A work of Hans Holbein hangs here - his fanciful, palm-shaped-column form for the Viennese travel bureau - it only suggests the physical support and showmanship that could have helped update this exhibition.

Drawing from its own collection, the Cooper-Hewitt overdid the graphics and objects, where they might have shown how historical motifs or forms can serve new functions of humor, wit, elegance.

Even before today's post-modernist parodies and replays of the past, architects were adorning state capitols with state mottoes or images (corn was one motif).

Neither antique architecture nor the exhibitors at the Cooper-Hewitt show the treatment of the column as part of a stage setting.
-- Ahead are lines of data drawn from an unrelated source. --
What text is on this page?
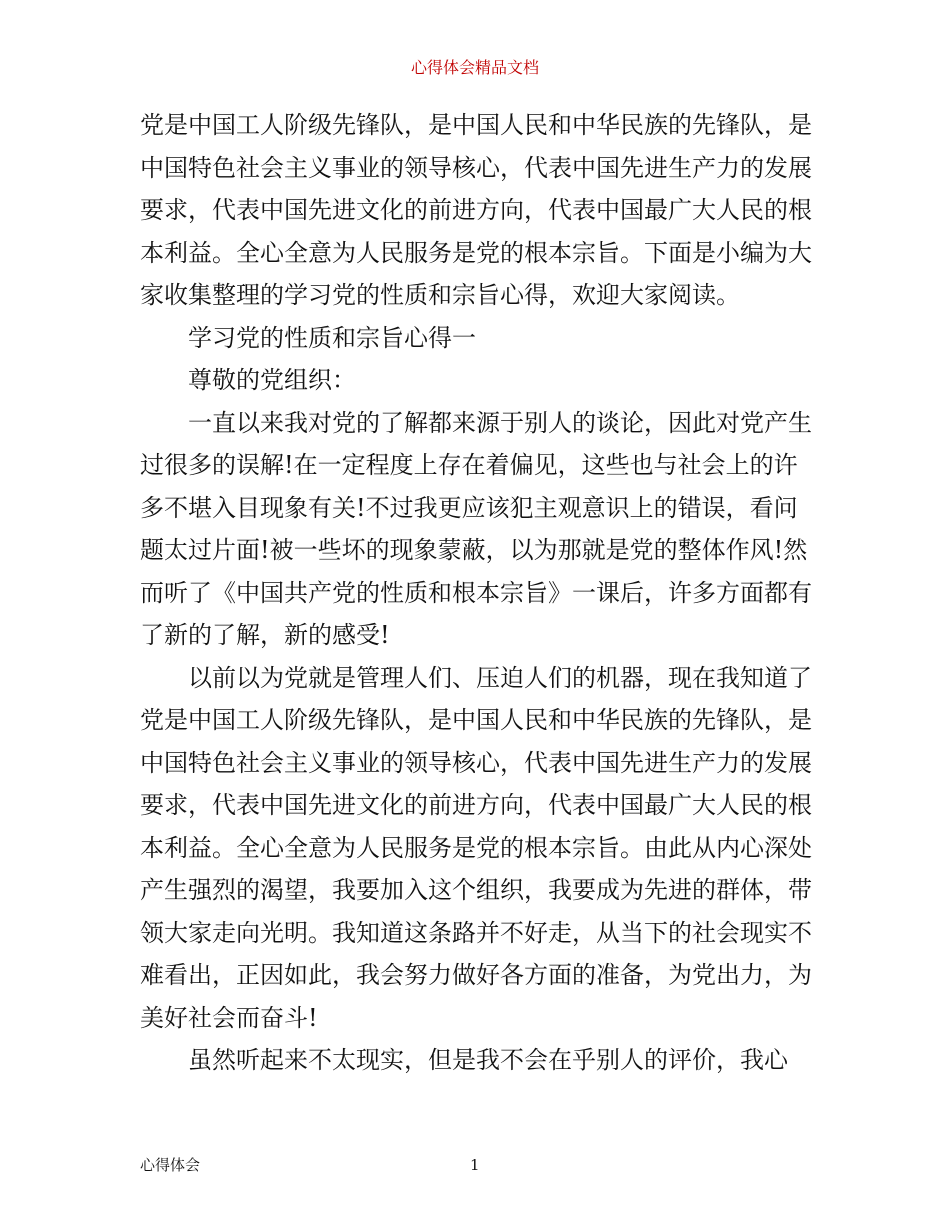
心得体会精品文档

党是中国工人阶级先锋队，是中国人民和中华民族的先锋队，是中国特色社会主义事业的领导核心，代表中国先进生产力的发展要求，代表中国先进文化的前进方向，代表中国最广大人民的根本利益。全心全意为人民服务是党的根本宗旨。下面是小编为大家收集整理的学习党的性质和宗旨心得，欢迎大家阅读。

学习党的性质和宗旨心得一

尊敬的党组织：

一直以来我对党的了解都来源于别人的谈论，因此对党产生过很多的误解!在一定程度上存在着偏见，这些也与社会上的许多不堪入目现象有关!不过我更应该犯主观意识上的错误，看问题太过片面!被一些坏的现象蒙蔽，以为那就是党的整体作风!然而听了《中国共产党的性质和根本宗旨》一课后，许多方面都有了新的了解，新的感受!

以前以为党就是管理人们、压迫人们的机器，现在我知道了党是中国工人阶级先锋队，是中国人民和中华民族的先锋队，是中国特色社会主义事业的领导核心，代表中国先进生产力的发展要求，代表中国先进文化的前进方向，代表中国最广大人民的根本利益。全心全意为人民服务是党的根本宗旨。由此从内心深处产生强烈的渴望，我要加入这个组织，我要成为先进的群体，带领大家走向光明。我知道这条路并不好走，从当下的社会现实不难看出，正因如此，我会努力做好各方面的准备，为党出力，为美好社会而奋斗!

虽然听起来不太现实，但是我不会在乎别人的评价，我心

心得体会	1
Its theatrical effects are amply illustrated as are its ancient uses from palace to prison.

But to make architecture as sprightly a show as the lively entourage of buttons and baskets that the museum has shown through the years, the Cooper-Hewitt organizers needed to extend themselves more to discover eclectic, contemporary, and spry artifacts.

''Like many things of apparently simple purpose, columns are actually complex ,'' the catalogue notes.

A more orderly and organized exhibition could have divided and amplified political purposes, too. A more dramatic collection of architectural objects could have isolated the columnar form from its architectural origins and freshened our outlook on the past.

As it is, the exhibition lacks the variety and vitality necessary for most visitors to see beyond an academic exhibition to its engaging idea of a physically supporting element that is an aesthetically inviting one as well.